Kalau menurut saya, sih, tontonan asyik pas musim valentine begini, khususnya bersama pasangan yang apalagi sudah ada planning mau menikah di depan, ya drama keluarga. Bukan apa, drama keluarga versi film-film Barat itu punya kandungan makna yang cukup dalam juga, loh! Banyak pelajaran hidup yang bisa dipetik dari situ. Ini bisa jadi bekal buat kalian yang akan mengarungi biduk rumah tangga. Salah satu film keluarga yang saya rekomendasikan untuk ditonton adalah kisah keluarga Bloom dalam film Wish I was Here (2014). Buat saya, mereka adalah keluarga terkeren abad ini!

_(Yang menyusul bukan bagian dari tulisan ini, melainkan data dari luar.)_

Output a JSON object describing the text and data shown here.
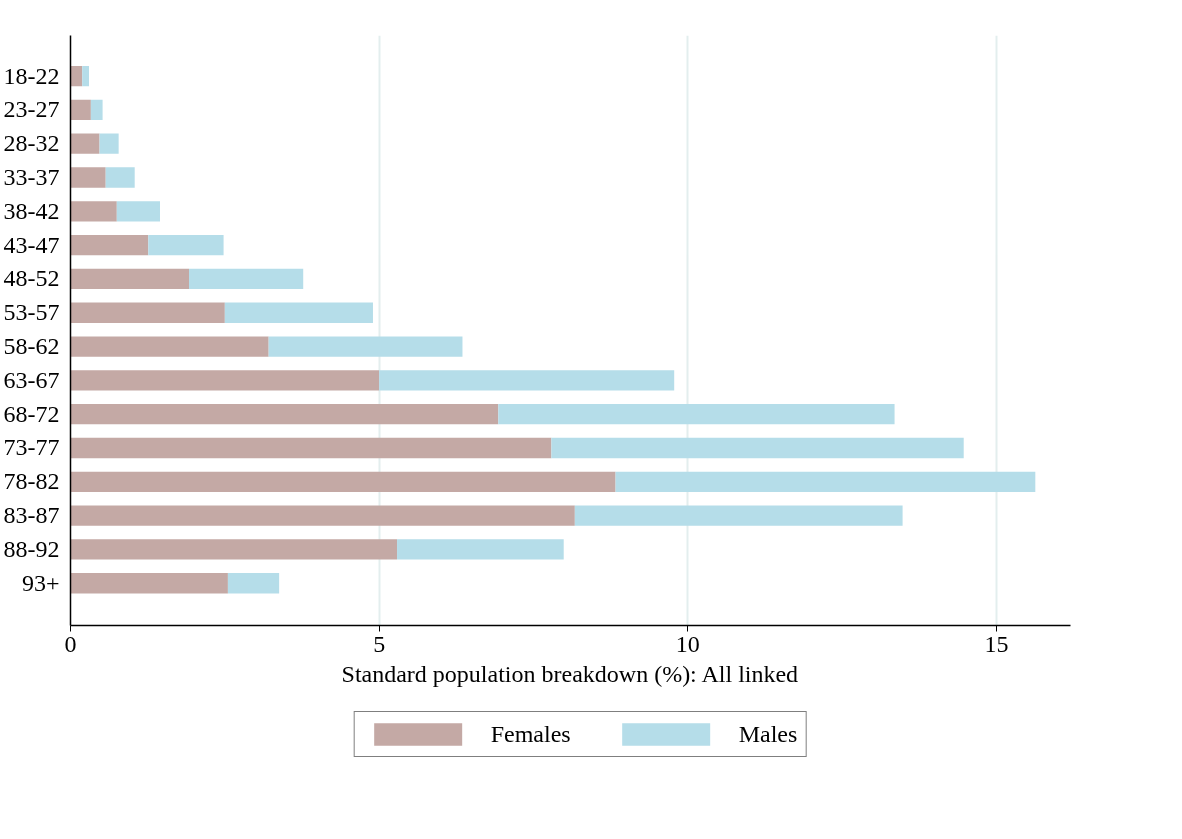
{
  "chart_data": {
    "type": "bar",
    "orientation": "horizontal",
    "stacked": true,
    "xlabel": "Standard population breakdown (%): All linked",
    "categories": [
      "18-22",
      "23-27",
      "28-32",
      "33-37",
      "38-42",
      "43-47",
      "48-52",
      "53-57",
      "58-62",
      "63-67",
      "68-72",
      "73-77",
      "78-82",
      "83-87",
      "88-92",
      "93+"
    ],
    "series": [
      {
        "name": "Females",
        "color": "#c4a9a5",
        "values": [
          0.19,
          0.33,
          0.47,
          0.57,
          0.75,
          1.26,
          1.92,
          2.5,
          3.21,
          5.0,
          6.93,
          7.79,
          8.83,
          8.17,
          5.29,
          2.55
        ]
      },
      {
        "name": "Males",
        "color": "#b5dde9",
        "values": [
          0.11,
          0.19,
          0.31,
          0.47,
          0.7,
          1.22,
          1.85,
          2.4,
          3.14,
          4.78,
          6.42,
          6.68,
          6.8,
          5.31,
          2.7,
          0.83
        ]
      }
    ],
    "xlim": [
      0,
      16.2
    ],
    "xticks": [
      0,
      5,
      10,
      15
    ],
    "grid": "x",
    "legend": "bottom"
  }
}
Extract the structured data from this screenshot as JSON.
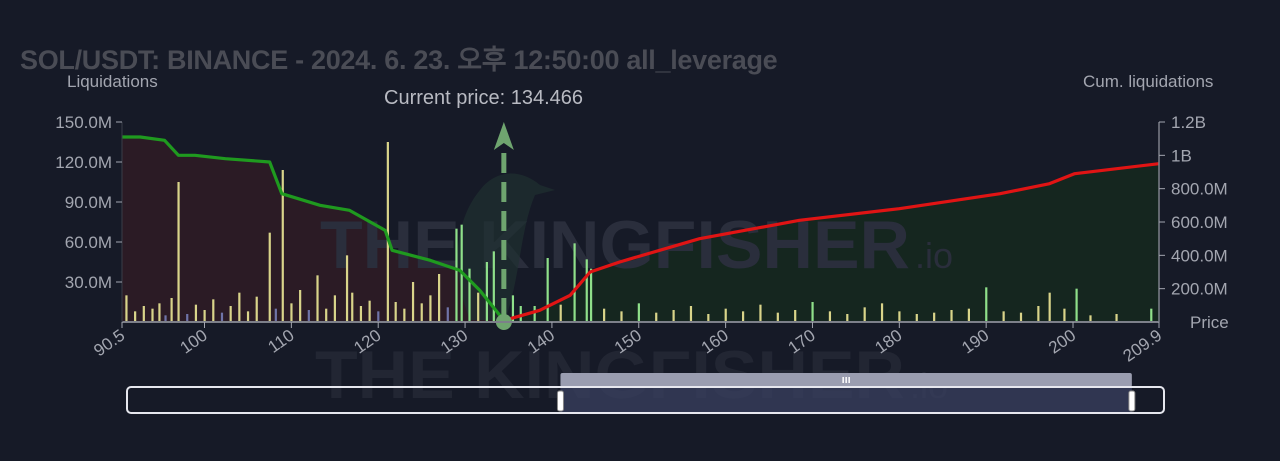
{
  "title": "SOL/USDT: BINANCE - 2024. 6. 23. 오후 12:50:00 all_leverage",
  "watermark": "THE KINGFISHER",
  "watermark_suffix": ".io",
  "current_price_label": "Current price: 134.466",
  "colors": {
    "background": "#161a27",
    "long_fill": "#2b1b25",
    "short_fill": "#15261f",
    "long_line": "#1f9a1f",
    "short_line": "#e01414",
    "bar_yellow": "#d9d48a",
    "bar_green": "#8fe08a",
    "bar_blue": "#6f74a8",
    "marker": "#6fa56f"
  },
  "chart_data": {
    "type": "bar",
    "title": "SOL/USDT: BINANCE - 2024. 6. 23. 오후 12:50:00 all_leverage",
    "current_price": 134.466,
    "xlabel": "Price",
    "ylabel_left": "Liquidations",
    "ylabel_right": "Cum. liquidations",
    "xlim": [
      90.5,
      209.9
    ],
    "ylim_left": [
      0,
      150000000
    ],
    "ylim_right": [
      0,
      1200000000
    ],
    "x_ticks": [
      "90.5",
      "100",
      "110",
      "120",
      "130",
      "140",
      "150",
      "160",
      "170",
      "180",
      "190",
      "200",
      "209.9"
    ],
    "x_tick_values": [
      90.5,
      100,
      110,
      120,
      130,
      140,
      150,
      160,
      170,
      180,
      190,
      200,
      209.9
    ],
    "y_left_ticks": [
      "150.0M",
      "120.0M",
      "90.0M",
      "60.0M",
      "30.0M"
    ],
    "y_left_tick_values": [
      150,
      120,
      90,
      60,
      30
    ],
    "y_right_ticks": [
      "1.2B",
      "1B",
      "800.0M",
      "600.0M",
      "400.0M",
      "200.0M"
    ],
    "y_right_tick_values": [
      1.2,
      1.0,
      0.8,
      0.6,
      0.4,
      0.2
    ],
    "bars_unit": "M",
    "bars": [
      [
        91,
        20,
        "y"
      ],
      [
        92,
        8,
        "y"
      ],
      [
        93,
        12,
        "y"
      ],
      [
        94,
        10,
        "y"
      ],
      [
        94.8,
        14,
        "y"
      ],
      [
        95.5,
        5,
        "b"
      ],
      [
        96.2,
        18,
        "y"
      ],
      [
        97,
        105,
        "y"
      ],
      [
        98,
        6,
        "b"
      ],
      [
        99,
        13,
        "y"
      ],
      [
        100,
        9,
        "y"
      ],
      [
        101,
        17,
        "y"
      ],
      [
        102,
        7,
        "b"
      ],
      [
        103,
        12,
        "y"
      ],
      [
        104,
        22,
        "y"
      ],
      [
        105,
        8,
        "y"
      ],
      [
        106,
        19,
        "y"
      ],
      [
        107.5,
        67,
        "y"
      ],
      [
        108.2,
        10,
        "b"
      ],
      [
        109,
        114,
        "y"
      ],
      [
        110,
        14,
        "y"
      ],
      [
        111,
        24,
        "y"
      ],
      [
        112,
        9,
        "b"
      ],
      [
        113,
        35,
        "y"
      ],
      [
        114,
        10,
        "y"
      ],
      [
        115,
        20,
        "y"
      ],
      [
        116.4,
        50,
        "y"
      ],
      [
        117,
        22,
        "y"
      ],
      [
        118,
        12,
        "y"
      ],
      [
        119,
        16,
        "y"
      ],
      [
        120,
        8,
        "b"
      ],
      [
        121.1,
        135,
        "y"
      ],
      [
        122,
        15,
        "y"
      ],
      [
        123,
        10,
        "y"
      ],
      [
        124,
        30,
        "y"
      ],
      [
        125,
        14,
        "y"
      ],
      [
        126,
        20,
        "y"
      ],
      [
        127,
        36,
        "y"
      ],
      [
        128,
        11,
        "b"
      ],
      [
        129,
        70,
        "g"
      ],
      [
        129.6,
        73,
        "g"
      ],
      [
        130.5,
        40,
        "g"
      ],
      [
        131.5,
        22,
        "y"
      ],
      [
        132.5,
        45,
        "g"
      ],
      [
        133.3,
        53,
        "g"
      ],
      [
        135.5,
        20,
        "g"
      ],
      [
        136.4,
        12,
        "g"
      ],
      [
        138,
        12,
        "g"
      ],
      [
        139.5,
        48,
        "g"
      ],
      [
        141,
        13,
        "y"
      ],
      [
        142.6,
        59,
        "g"
      ],
      [
        144,
        47,
        "g"
      ],
      [
        144.5,
        40,
        "g"
      ],
      [
        146,
        10,
        "y"
      ],
      [
        148,
        8,
        "y"
      ],
      [
        150,
        14,
        "g"
      ],
      [
        152,
        7,
        "y"
      ],
      [
        154,
        9,
        "y"
      ],
      [
        156,
        12,
        "y"
      ],
      [
        158,
        6,
        "y"
      ],
      [
        160,
        10,
        "y"
      ],
      [
        162,
        8,
        "y"
      ],
      [
        164,
        13,
        "y"
      ],
      [
        166,
        7,
        "y"
      ],
      [
        168,
        9,
        "y"
      ],
      [
        170,
        15,
        "g"
      ],
      [
        172,
        8,
        "y"
      ],
      [
        174,
        6,
        "y"
      ],
      [
        176,
        11,
        "y"
      ],
      [
        178,
        14,
        "y"
      ],
      [
        180,
        8,
        "y"
      ],
      [
        182,
        6,
        "y"
      ],
      [
        184,
        7,
        "y"
      ],
      [
        186,
        9,
        "y"
      ],
      [
        188,
        10,
        "y"
      ],
      [
        190,
        26,
        "g"
      ],
      [
        192,
        8,
        "y"
      ],
      [
        194,
        7,
        "y"
      ],
      [
        196,
        12,
        "y"
      ],
      [
        197.3,
        22,
        "y"
      ],
      [
        199,
        10,
        "y"
      ],
      [
        200.4,
        25,
        "g"
      ],
      [
        202,
        5,
        "y"
      ],
      [
        205,
        6,
        "y"
      ],
      [
        209,
        10,
        "g"
      ]
    ],
    "series": [
      {
        "axis": "right",
        "color": "green",
        "x": [
          90.5,
          92.6,
          95.4,
          97.0,
          98.9,
          102.4,
          107.5,
          108.9,
          113.3,
          116.7,
          120.8,
          121.6,
          126.0,
          129.4,
          131.7,
          134.466
        ],
        "y": [
          1.11,
          1.11,
          1.09,
          1.0,
          1.0,
          0.98,
          0.96,
          0.77,
          0.7,
          0.67,
          0.55,
          0.43,
          0.37,
          0.31,
          0.19,
          0.01
        ]
      },
      {
        "axis": "right",
        "color": "red",
        "x": [
          134.466,
          135.2,
          138.6,
          142.1,
          144.4,
          147.8,
          157.0,
          168.5,
          180.0,
          191.6,
          197.3,
          200.2,
          209.9
        ],
        "y": [
          0.0,
          0.02,
          0.07,
          0.16,
          0.3,
          0.36,
          0.5,
          0.61,
          0.68,
          0.77,
          0.83,
          0.89,
          0.95
        ]
      }
    ],
    "range_slider": {
      "selected_fraction": [
        0.418,
        0.969
      ]
    },
    "grid": false
  }
}
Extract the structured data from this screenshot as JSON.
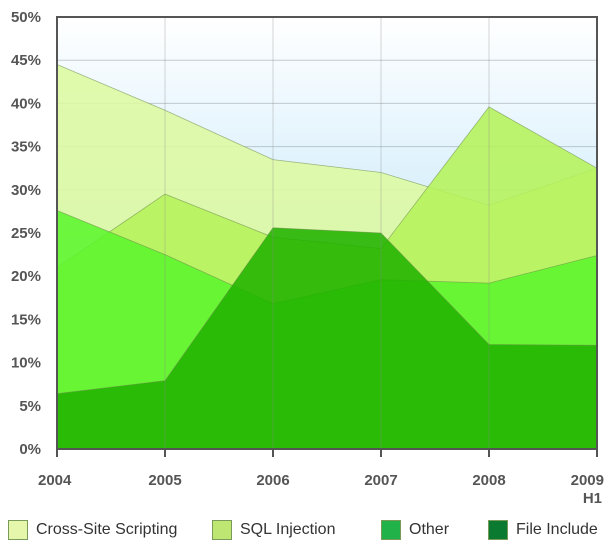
{
  "chart_data": {
    "type": "area",
    "title": "",
    "xlabel": "",
    "ylabel": "",
    "categories": [
      "2004",
      "2005",
      "2006",
      "2007",
      "2008",
      "2009"
    ],
    "category_sublabels": [
      "",
      "",
      "",
      "",
      "",
      "H1"
    ],
    "ylim": [
      0,
      50
    ],
    "y_ticks": [
      "0%",
      "5%",
      "10%",
      "15%",
      "20%",
      "25%",
      "30%",
      "35%",
      "40%",
      "45%",
      "50%"
    ],
    "grid": true,
    "legend_position": "bottom",
    "series": [
      {
        "name": "Cross-Site Scripting",
        "values": [
          44.5,
          39.2,
          33.5,
          32,
          28.2,
          32.5
        ],
        "color": "#ddf9a0"
      },
      {
        "name": "SQL Injection",
        "values": [
          21,
          29.5,
          24.5,
          23.2,
          39.6,
          32.5
        ],
        "color": "#b5f25a"
      },
      {
        "name": "Other",
        "values": [
          27.6,
          22.5,
          16.8,
          19.6,
          19.2,
          22.4
        ],
        "color": "#5cf52e"
      },
      {
        "name": "File Include",
        "values": [
          6.4,
          7.9,
          25.6,
          25,
          12.1,
          12
        ],
        "color": "#21b300"
      }
    ],
    "legend": [
      {
        "label": "Cross-Site Scripting",
        "color": "#e4f7aa"
      },
      {
        "label": "SQL Injection",
        "color": "#bde672"
      },
      {
        "label": "Other",
        "color": "#22b24a"
      },
      {
        "label": "File Include",
        "color": "#0a7a30"
      }
    ]
  }
}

Keluarga Bloom terdiri dari seorang ayah (Aidan Bloom), ibu (Sarah), si sulung perempuan (Grace), dan si bungsu laki-laki (Tucker). Aidan (Zach Braff) adalah seorang pemain peran, sebut saja aktor--tapi bukan selebriti--yang beristrikan Sarah (Kate Hudson) seorang pekerja kantoran.
Mereka mempunyai dua orang anak: Grace (Joey King) si kakak dan Tucker (Pierce Gagnon) sang adik. Keluarga mereka keturunan Yahudi. Sang kakek (Mandy Patinkin), ayah Aidan, menyekolahkan sekaligus membiayai sekolah kedua cucunya tersebut di sekolah swasta berbasis agama Yahudi karena ingin mereka memiliki bekal iman yang baik.
Uang sekolahnya tentu mahal dan itu di luar kemampuan ekonomi keluarga Aidan. Pagi itu cerita dibuka dengan pertanyaan Sarah kepada Aidan tentang kapan ayahnya akan membayar uang semester sebab mereka telah menunggak bayaran sekolah selama satu bulan.
Di sinilah kemudian masalahnya, kanker ayah Aidan kambuh. Ia memutuskan untuk tak lagi membiayai sekolah anak-anak Aidan karena uang simpanannya akan digunakan untuk biaya pengobatan.
Sebagai kepala keluarga, tentu ini menjadi tanggung jawab Aidan untuk membuat anak-anaknya tetap bersekolah. Dengan kondisi tak punya pekerjaan tetap, baginya ini adalah masalah yang cukup pelik. Ditambah pula, sebagai anak sulung di keluarga, ia harus turut merawat ayahnya yang sakit dan tinggal seorang diri (ibunya telah meninggal), sementara adik Aidan, Noah (Josh Gad), sudah tak mau peduli pada keluarga, terutama sang ayah. Beban Aidan menjadi semakin berat. Mampukah ia menghadapinya?
Ini adalah cerita keluarga dengan segala problematikanya. Klise, sangat biasa, tapi karena itu justru jadi terasa dekat, sangat realistis, tidak dibuat-buat.
Menariknya, kepelikan ini dibungkus oleh nuansa komedi satir yang tidak ada adegan dramatis yang cengeng dan mendayu-dayu ditemukan di dalamnya. Sebaliknya, kita malah mendapati sebuah kedewasaan dalam berpikir dan bertindak dari para tokoh di sana yang pada akhirnya mampu membuat penonton belajar lewat film ini.
Pelajaran Pertama: Pernikahan, Awal Sebuah Tugas
Siapa bilang pernikahan itu bentuk ikatan cinta antara dua anak manusia? Zaman sekarang, masyarakat telah melepas stigma pernikahan dari konteks romantisme semacam itu. Tak percaya? Buktinya lihat saja ke sekitar kita. Banyak orang yang belum menikah karena terlalu pilih-pilih pasangan: cantik, tampan, pendidikan tinggi, pekerjaan mapan. Saling cinta urusan ke sekian.
Mereka yang lebih tahu diri dengan tidak banyak memilih, malah memutuskan untuk tidak menikah saja. Benar, kan? Tapi, ya, begitulah keadaannya. Wajar. Sebabnya, adalah sebuah fakta, bahwa pernikahan merupakan gerbang menuju kehidupan yang sesungguhnya. Dan, kehidupan yang sesungguhnya itu hutan belantara, kita tidak pernah tahu. Karena itu, headline untuk setiap pernikahan adalah ucapan: Selamat Menempuh Hidup Baru. *Jeng jeng jeng jeng. Masuk hutan.
Meskipun begitu, tidak selamanya benar juga bahwa manusia tidak butuh cinta dalam pernikahan mereka. Terdengar naif memang bicara cinta hari gini, tapi, percayalah, ia akan menjadi penolong terakhir ketika kehidupan rumah tanggamu tengah berada pada titik nadir.